Rain and dirt blew into the barn, and Poppin snorted and took off.
‘Whoa, you sonofabitch.’ Sonora zigzagged up and down the aisleway, trying to keep him under control, thinking that people who complained about being walked by their dog ought to try being led by a horse.
‘Shorten your lead rope and let him move around you in a circle.’
Sonora looked over her shoulder. Saw Hal.
She nodded, not bothering with hello, focused on the lead rope, the horse and not getting stepped on, and the fear in the pit of her stomach went away, the relief in Hal’s presence overwhelming. She felt safe again.
It was totally a girl thing, and she was surprised how good it felt to be in the company of one of those rare men who made her feel that way.
‘You talked to Crick yet?’ he asked her.
‘No.’ She had the horse circling. ‘Now what?’
‘Wait till he stops. When he does, pet him. You and your partner got a good reason for trying to blow my investigation?’
‘I have no idea what you mean by that.’ But she did. They had thrown Delaney to the wolves. ‘And what do you mean, pet him? How about I break his neck?’
‘Don’t you want him to stop?’
‘Of course I do.’
‘Then pet him. If you break his neck when he stops, he’s not going to want to stop for you any more.’ He leaned against the wall, arms folded. ‘Donna Delaney is about to have a stroke.’
‘How so?’
‘Spare me the look of sweet innocence. Vivian Bisky is not a happy camper. Donna’s thinking along the lines of if they cut off my finger last week, what are they go
ing to do to me tomorrow?’
‘That’s called pressure. Use it. What if this horse doesn’t ever stop?’
‘He’ll wear out eventually.’
‘So will Delaney.’ She remembered their conversation about Arabian endurance. If the Horseman’s Buddy had been in reach, she’d have broken his neck.
‘Yeah, that’s what I was thinking. I’m pulling her in tomorrow. Going to make a sweep of it, early in the morning. Warrants for Vivian Bisky, Donna Delaney, and Claude Vincent.’
‘Vincent. Why don’t I know that name?’
‘Big strapping South African. Thick blond hair, wears it long.
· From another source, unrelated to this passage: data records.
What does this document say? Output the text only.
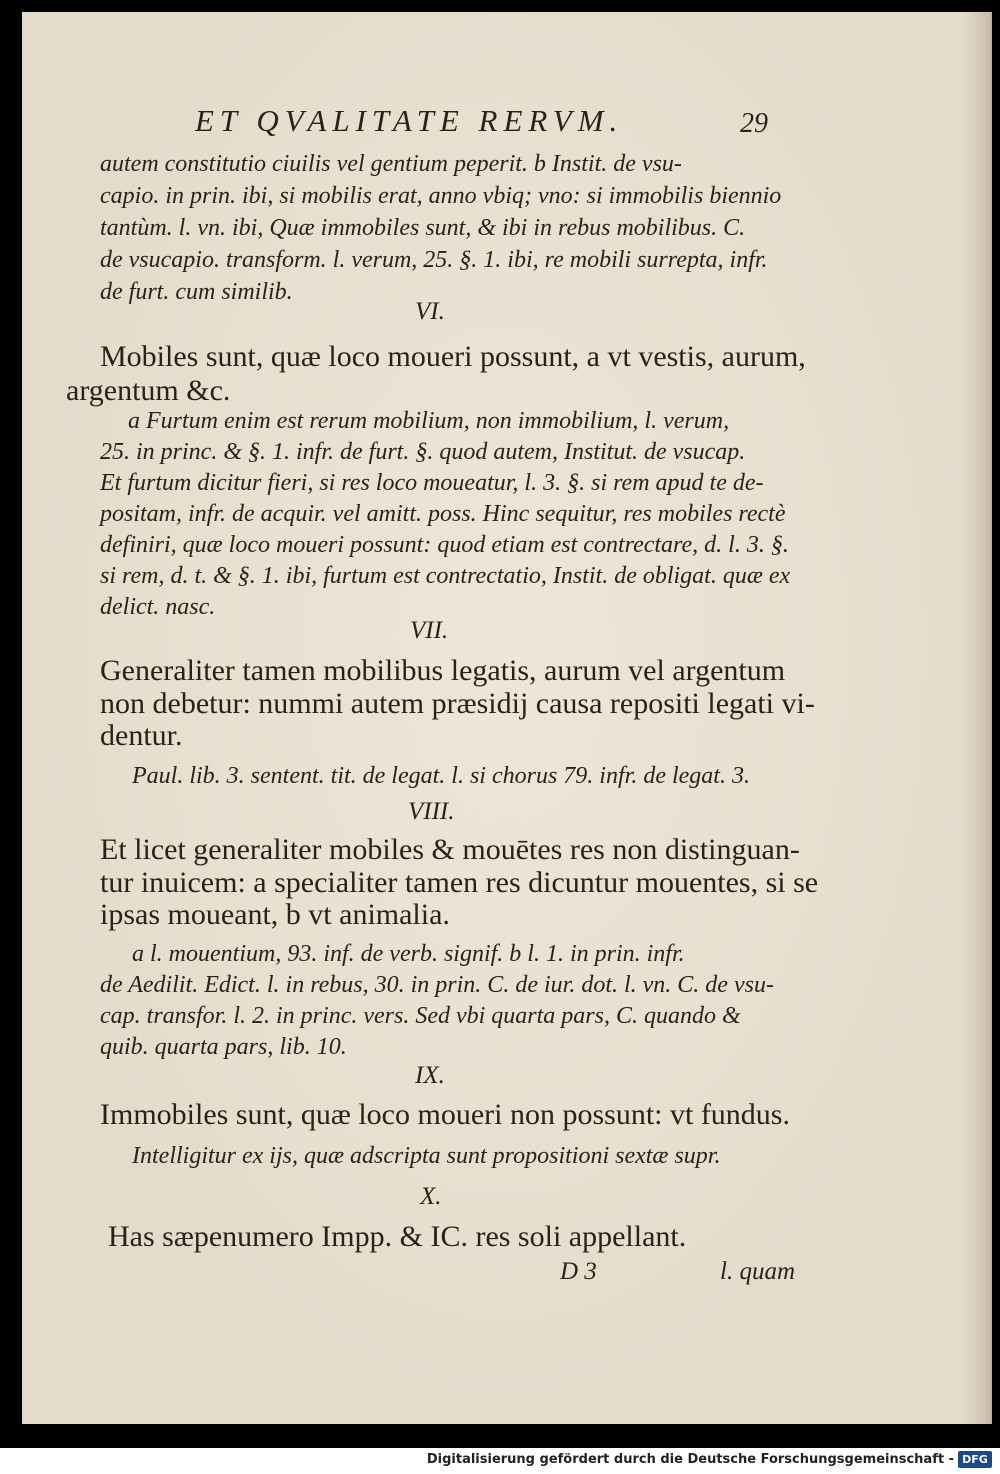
ET QVALITATE RERVM.	29
autem constitutio ciuilis vel gentium peperit. b Instit. de vsu-
capio. in prin. ibi, si mobilis erat, anno vbiq; vno: si immobilis biennio
tantùm. l. vn. ibi, Quæ immobiles sunt, & ibi in rebus mobilibus. C.
de vsucapio. transform. l. verum, 25. §. 1. ibi, re mobili surrepta, infr.
de furt. cum similib.
VI.
Mobiles sunt, quæ loco moueri possunt, a vt vestis, aurum,
argentum &c.
a Furtum enim est rerum mobilium, non immobilium, l. verum,
25. in princ. & §. 1. infr. de furt. §. quod autem, Institut. de vsucap.
Et furtum dicitur fieri, si res loco moueatur, l. 3. §. si rem apud te de-
positam, infr. de acquir. vel amitt. poss. Hinc sequitur, res mobiles rectè
definiri, quæ loco moueri possunt: quod etiam est contrectare, d. l. 3. §.
si rem, d. t. & §. 1. ibi, furtum est contrectatio, Instit. de obligat. quæ ex
delict. nasc.
VII.
Generaliter tamen mobilibus legatis, aurum vel argentum
non debetur: nummi autem præsidij causa repositi legati vi-
dentur.
Paul. lib. 3. sentent. tit. de legat. l. si chorus 79. infr. de legat. 3.
VIII.
Et licet generaliter mobiles & mouētes res non distinguan-
tur inuicem: a specialiter tamen res dicuntur mouentes, si se
ipsas moueant, b vt animalia.
a l. mouentium, 93. inf. de verb. signif. b l. 1. in prin. infr.
de Aedilit. Edict. l. in rebus, 30. in prin. C. de iur. dot. l. vn. C. de vsu-
cap. transfor. l. 2. in princ. vers. Sed vbi quarta pars, C. quando &
quib. quarta pars, lib. 10.
IX.
Immobiles sunt, quæ loco moueri non possunt: vt fundus.
Intelligitur ex ijs, quæ adscripta sunt propositioni sextæ supr.
X.
Has sæpenumero Impp. & IC. res soli appellant.
D 3	l. quam
Digitalisierung gefördert durch die Deutsche Forschungsgemeinschaft - DFG
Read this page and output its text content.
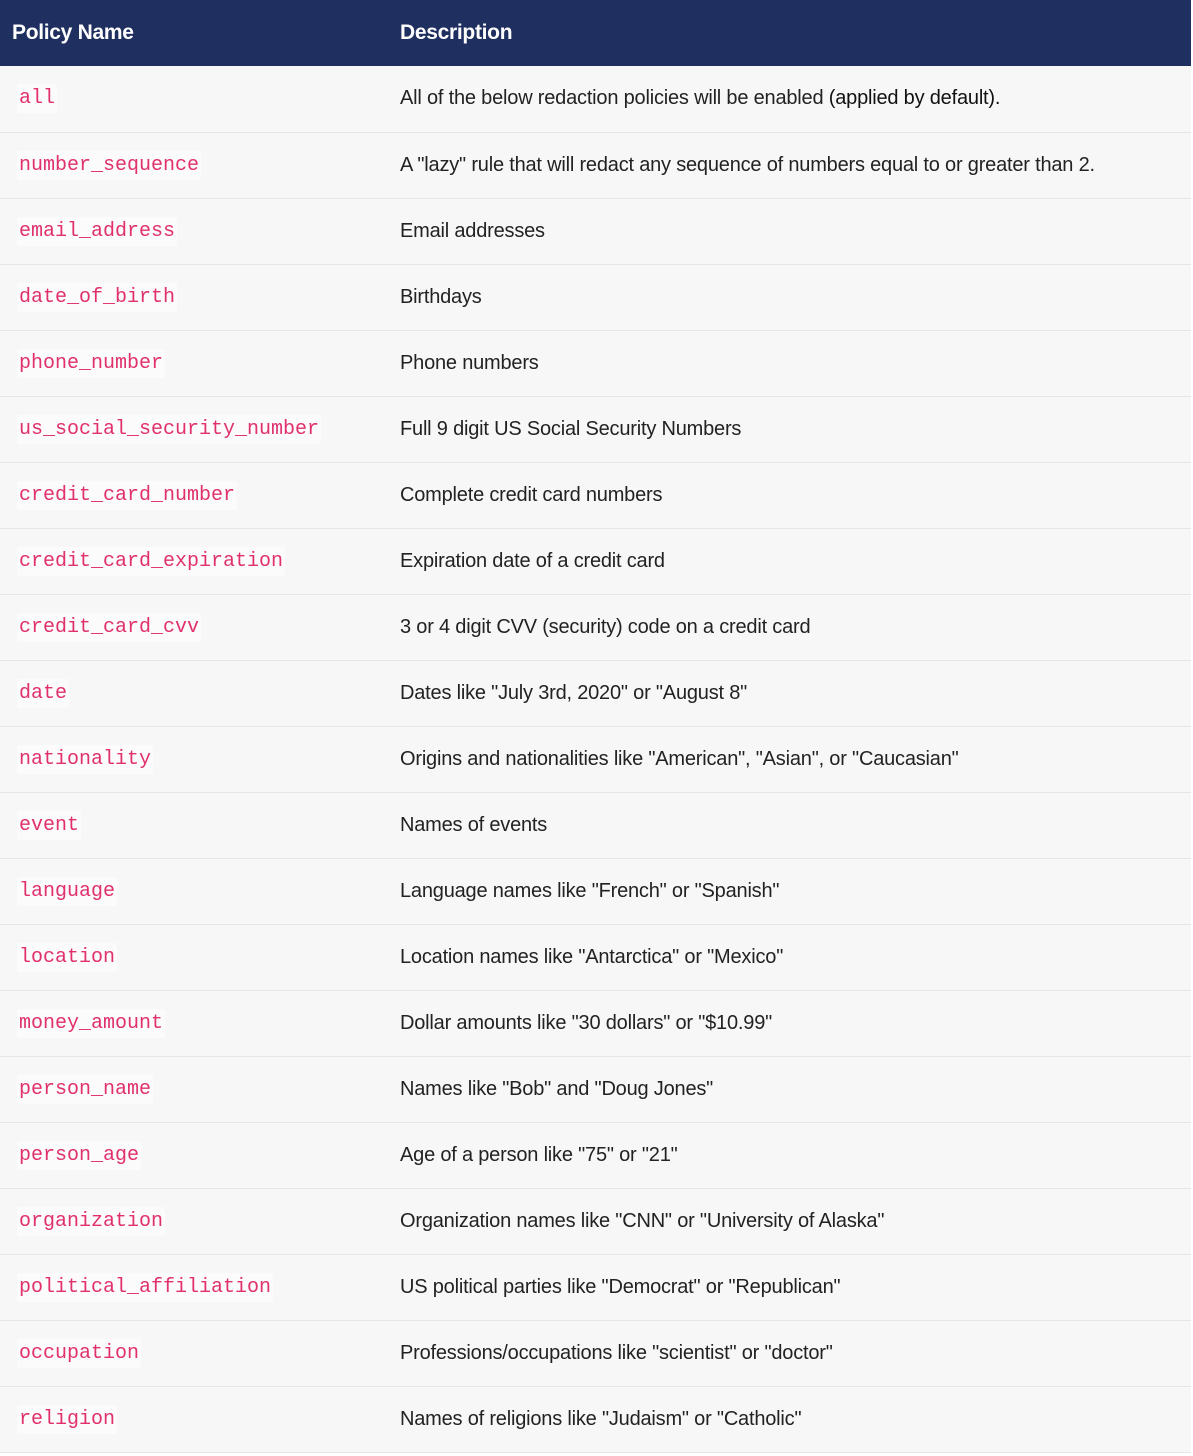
Policy Name	Description
all	All of the below redaction policies will be enabled (applied by default).
number_sequence	A "lazy" rule that will redact any sequence of numbers equal to or greater than 2.
email_address	Email addresses
date_of_birth	Birthdays
phone_number	Phone numbers
us_social_security_number	Full 9 digit US Social Security Numbers
credit_card_number	Complete credit card numbers
credit_card_expiration	Expiration date of a credit card
credit_card_cvv	3 or 4 digit CVV (security) code on a credit card
date	Dates like "July 3rd, 2020" or "August 8"
nationality	Origins and nationalities like "American", "Asian", or "Caucasian"
event	Names of events
language	Language names like "French" or "Spanish"
location	Location names like "Antarctica" or "Mexico"
money_amount	Dollar amounts like "30 dollars" or "$10.99"
person_name	Names like "Bob" and "Doug Jones"
person_age	Age of a person like "75" or "21"
organization	Organization names like "CNN" or "University of Alaska"
political_affiliation	US political parties like "Democrat" or "Republican"
occupation	Professions/occupations like "scientist" or "doctor"
religion	Names of religions like "Judaism" or "Catholic"
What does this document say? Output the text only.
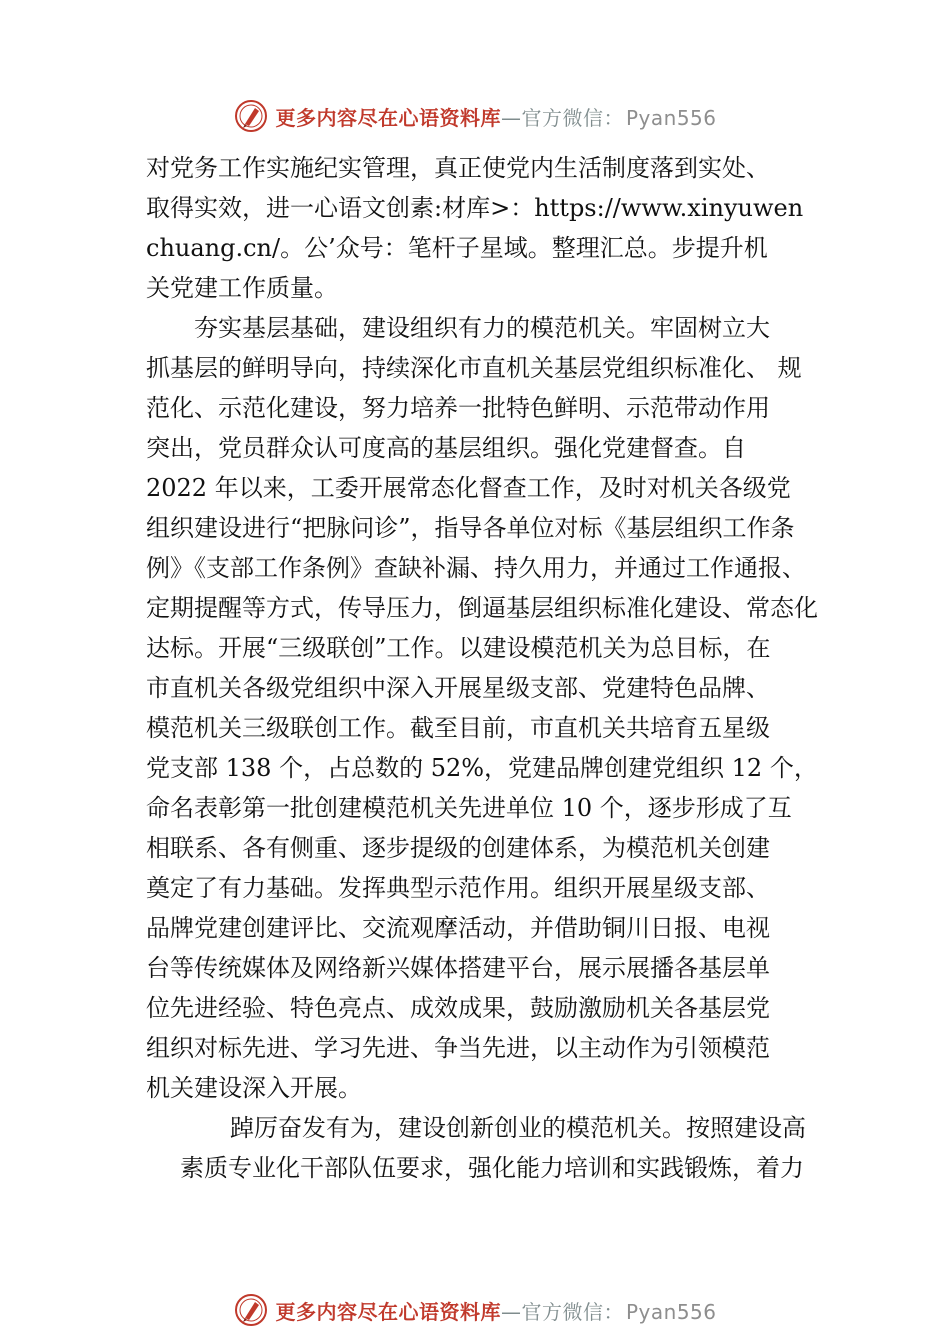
更多内容尽在心语资料库—官方微信： Pyan556
对党务工作实施纪实管理，真正使党内生活制度落到实处、
取得实效，进一心语文创素:材库>：https://www.xinyuwen
chuang.cn/。公’众号：笔杆子星域。整理汇总。步提升机
关党建工作质量。
夯实基层基础，建设组织有力的模范机关。牢固树立大
抓基层的鲜明导向，持续深化市直机关基层党组织标准化、 规
范化、示范化建设，努力培养一批特色鲜明、示范带动作用
突出，党员群众认可度高的基层组织。强化党建督查。自
2022 年以来，工委开展常态化督查工作，及时对机关各级党
组织建设进行“把脉问诊”，指导各单位对标《基层组织工作条
例》《支部工作条例》查缺补漏、持久用力，并通过工作通报、
定期提醒等方式，传导压力，倒逼基层组织标准化建设、常态化
达标。开展“三级联创”工作。以建设模范机关为总目标，在
市直机关各级党组织中深入开展星级支部、党建特色品牌、
模范机关三级联创工作。截至目前，市直机关共培育五星级
党支部 138 个，占总数的 52%，党建品牌创建党组织 12 个，
命名表彰第一批创建模范机关先进单位 10 个，逐步形成了互
相联系、各有侧重、逐步提级的创建体系，为模范机关创建
奠定了有力基础。发挥典型示范作用。组织开展星级支部、
品牌党建创建评比、交流观摩活动，并借助铜川日报、电视
台等传统媒体及网络新兴媒体搭建平台，展示展播各基层单
位先进经验、特色亮点、成效成果，鼓励激励机关各基层党
组织对标先进、学习先进、争当先进，以主动作为引领模范
机关建设深入开展。
踔厉奋发有为，建设创新创业的模范机关。按照建设高
素质专业化干部队伍要求，强化能力培训和实践锻炼，着力
更多内容尽在心语资料库—官方微信： Pyan556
Recently treated by an under-the-counter medic who happens to owe me a favor, for damage to his left eye and a bullet wound.’
She looked at him. ‘You found my guy!’
He nodded.
‘And you didn’t tell me?’
‘I’m telling you now.’
‘Where is he?’
‘Tucked in his bunk, I hope, and under surveillance. We’ll be knocking on his door before sun-up. The TRC specializes in that early-morning adrenalin rush.’
‘Before your perps get their coffee? I always heard you guys were bad. What about the brother Bisky?’
‘Cliff? He’s big and fat, he smokes cigars, he falls asleep in meetings and his wife is ugly.’
‘So you’re not bringing him in?’
‘He’s out of town. It may interest you to know that Vincent is an illegal alien employed by Bisky Farms. I’m figuring he was stashing the finger in the riding glove the day you tripped over him in the barn. Likely, he’s the one who did Donna in the first place. Which may mean he did Joelle. He could be your guy.’
She shrugged. ‘I don’t think so.’
‘You don’t think so? Why don’t you think so?’
She told him about the Weed Eater tape. Finding the mare. The journal entries.